21:46 ISABELLE : c’est déjà dans la définition du Conseil de l’Europe, et c’est vraiment essentiel parce que si le parent ne tient pas compte de lui-même, il ne va pas durer longtemps. On ne peut pas rester patient, on ne peut pas rester attentif, non. On a besoin nous aussi d’être remplis d’énergie, on a besoin d’avoir toute notre disponibilité et donc oui c’est très important de prendre soin de soi. Et dans le premier atelier que j’ai créé, qui s’appelait le “Stop aux crises”, stop aux crises c’est stop aux crises de l’enfant, mais c’est aussi stop aux crises du parent, et c’est d’abord “Je m’occupe de moi-même”. Donc le tout premier exercice, la toute première chose que l’on fait, c’est que l’on rappelle que dans un avion, quand on s’installe, l’hôtesse de l’air, ou le steward de l’air d’ailleurs, montrent toutes les consignes de sécurité. Ils nous disent qu’en cas de dépressurisation (et ça, c’est sûr que dans la famille il y a dépressurisation), pouf le masque à oxygène tombera devant nous. Alors le problème c’est que dans la famille on ne le voit pas le masque, il faut en trouver un. Et ce que disent l’hôtesse ou le steward c’est qu’il faut mettre le masque à oxygène sur notre propre visage avant de le mettre sur l’enfant. Donc, concrètement, ça signifie que c’est important de s’occuper de soi avant de s’occuper de l’enfant. Et que si je ne suis pas dans une disposition qui me permet de m’occuper de l’enfant, d’intervenir pour ceci et cela… Alors évidemment, s’il est en train de se noyer, je plonge, hein, je ne m’occupe pas de savoir si j’ai soif, etc., il y a des cas d’urgence, mais de manière générale, je prends d’abord soin de moi. Si par exemple, je m’énerve énormément parce que mon gamin est en train de faire ses devoirs et là je craque, j’ai envie d’intervenir, non. D’abord, je mets mon masque à oxygène, je vais boire un verre d’eau, je vais marcher un peu, et une fois que moi je suis tranquille à l’intérieur et serein.e, alors je vais voir l’enfant et là je peux avoir une parentalité peut-être un peu plus positive. Sinon il y a beaucoup de risques pour que ça coure dans tous les sens.
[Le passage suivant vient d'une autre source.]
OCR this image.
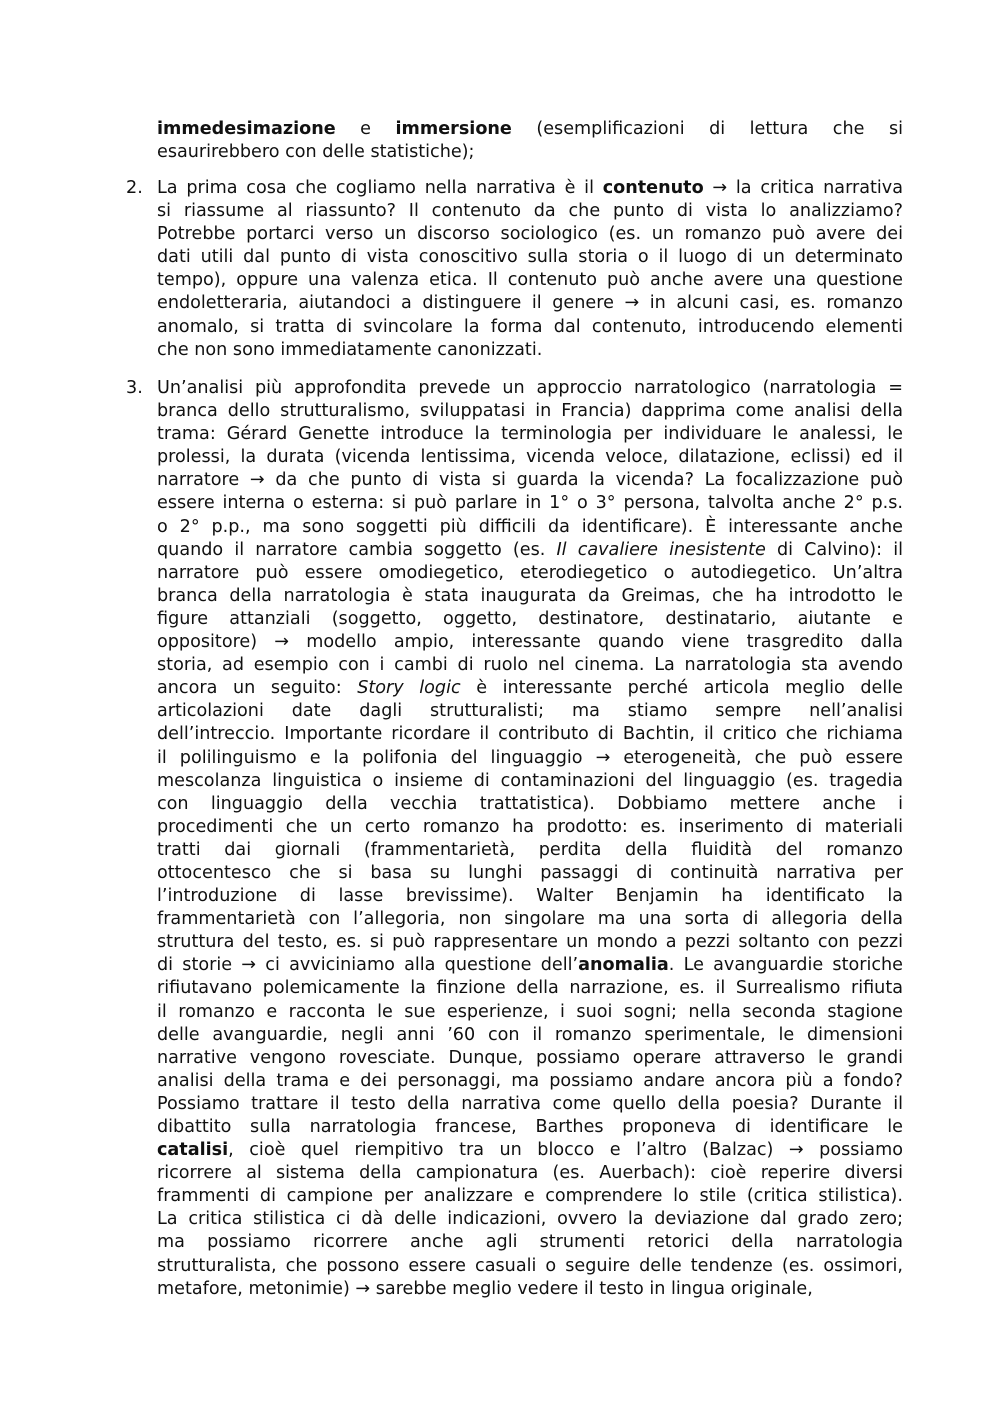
immedesimazione e immersione (esemplificazioni di lettura che si
esaurirebbero con delle statistiche);
2. La prima cosa che cogliamo nella narrativa è il contenuto → la critica narrativa
si riassume al riassunto? Il contenuto da che punto di vista lo analizziamo?
Potrebbe portarci verso un discorso sociologico (es. un romanzo può avere dei
dati utili dal punto di vista conoscitivo sulla storia o il luogo di un determinato
tempo), oppure una valenza etica. Il contenuto può anche avere una questione
endoletteraria, aiutandoci a distinguere il genere → in alcuni casi, es. romanzo
anomalo, si tratta di svincolare la forma dal contenuto, introducendo elementi
che non sono immediatamente canonizzati.
3. Un’analisi più approfondita prevede un approccio narratologico (narratologia =
branca dello strutturalismo, sviluppatasi in Francia) dapprima come analisi della
trama: Gérard Genette introduce la terminologia per individuare le analessi, le
prolessi, la durata (vicenda lentissima, vicenda veloce, dilatazione, eclissi) ed il
narratore → da che punto di vista si guarda la vicenda? La focalizzazione può
essere interna o esterna: si può parlare in 1° o 3° persona, talvolta anche 2° p.s.
o 2° p.p., ma sono soggetti più difficili da identificare). È interessante anche
quando il narratore cambia soggetto (es. Il cavaliere inesistente di Calvino): il
narratore può essere omodiegetico, eterodiegetico o autodiegetico. Un’altra
branca della narratologia è stata inaugurata da Greimas, che ha introdotto le
figure attanziali (soggetto, oggetto, destinatore, destinatario, aiutante e
oppositore) → modello ampio, interessante quando viene trasgredito dalla
storia, ad esempio con i cambi di ruolo nel cinema. La narratologia sta avendo
ancora un seguito: Story logic è interessante perché articola meglio delle
articolazioni date dagli strutturalisti; ma stiamo sempre nell’analisi
dell’intreccio. Importante ricordare il contributo di Bachtin, il critico che richiama
il polilinguismo e la polifonia del linguaggio → eterogeneità, che può essere
mescolanza linguistica o insieme di contaminazioni del linguaggio (es. tragedia
con linguaggio della vecchia trattatistica). Dobbiamo mettere anche i
procedimenti che un certo romanzo ha prodotto: es. inserimento di materiali
tratti dai giornali (frammentarietà, perdita della fluidità del romanzo
ottocentesco che si basa su lunghi passaggi di continuità narrativa per
l’introduzione di lasse brevissime). Walter Benjamin ha identificato la
frammentarietà con l’allegoria, non singolare ma una sorta di allegoria della
struttura del testo, es. si può rappresentare un mondo a pezzi soltanto con pezzi
di storie → ci avviciniamo alla questione dell’anomalia. Le avanguardie storiche
rifiutavano polemicamente la finzione della narrazione, es. il Surrealismo rifiuta
il romanzo e racconta le sue esperienze, i suoi sogni; nella seconda stagione
delle avanguardie, negli anni ’60 con il romanzo sperimentale, le dimensioni
narrative vengono rovesciate. Dunque, possiamo operare attraverso le grandi
analisi della trama e dei personaggi, ma possiamo andare ancora più a fondo?
Possiamo trattare il testo della narrativa come quello della poesia? Durante il
dibattito sulla narratologia francese, Barthes proponeva di identificare le
catalisi, cioè quel riempitivo tra un blocco e l’altro (Balzac) → possiamo
ricorrere al sistema della campionatura (es. Auerbach): cioè reperire diversi
frammenti di campione per analizzare e comprendere lo stile (critica stilistica).
La critica stilistica ci dà delle indicazioni, ovvero la deviazione dal grado zero;
ma possiamo ricorrere anche agli strumenti retorici della narratologia
strutturalista, che possono essere casuali o seguire delle tendenze (es. ossimori,
metafore, metonimie) → sarebbe meglio vedere il testo in lingua originale,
24:05 CÉDRIC : Il y a un point qui m’est apparu spécialement important dans le livre, c’est la règle numéro 4, qui dit en substance que toutes les émotions sont OK, mais que tous les comportements ne le sont pas. Qu’est-ce que ça apporte à l’accompagnement de l’enfant cette distinction entre l’émotion et le comportement ?

24:20 ISABELLE : Les émotions, ce sont nos réactions d’adaptation aux situations. Donc les émotions ce sont la peur, la colère, la tristesse, le dégoût, la honte, la joie, l’amour. Ces émotions, ce sont des réactions biologiques. c’est donc très important de les accueillir. Une émotion est une réaction biologique, une réaction physiologique de notre organisme. Cela veut dire qu’à l’intérieur de notre organisme, il se passe toutes sortes de choses. Notre corps réagit pour nous permettre de nous adapter à notre environnement. Donc c’est pour ça qu’il est très important que toutes les émotions soient forcément OK. c’est même impressionnant que l’on ait besoin d’en faire une règle. Mais oui, ça dit que les émotions c’est biologique donc c’est forcément OK. En revanche, les comportements ne sont pas toujours OK. Par exemple, la colère ou la peur vont déclencher chez un tout-petit une irruption physique, et cette irruption physique risque de faire du mal à un autre enfant ou à un adulte qui est présent. Donc je peux être en colère, je peux avoir peur, j’ai le droit d’avoir toutes les émotions que j’ai, mais je ne vais pas exprimer mon émotion n’importe comment. Je peux me sentir vraiment furieux que mon petit copain m’ait empêché de descendre sur le toboggan, mais je ne le mords pas. Mordre, c’est un comportement. c’est un comportement qui est quand même inscrit biologiquement, parce que c’est vrai, ça fait partie des réactions d’attaque. Quand je suis sous stress, je peux avoir tendance à mordre, à taper ou à lancer, mais les tout-petits, TOUS les tout-petits, passent par une période où ils mordent, tapent et lancent. c’est juste naturel.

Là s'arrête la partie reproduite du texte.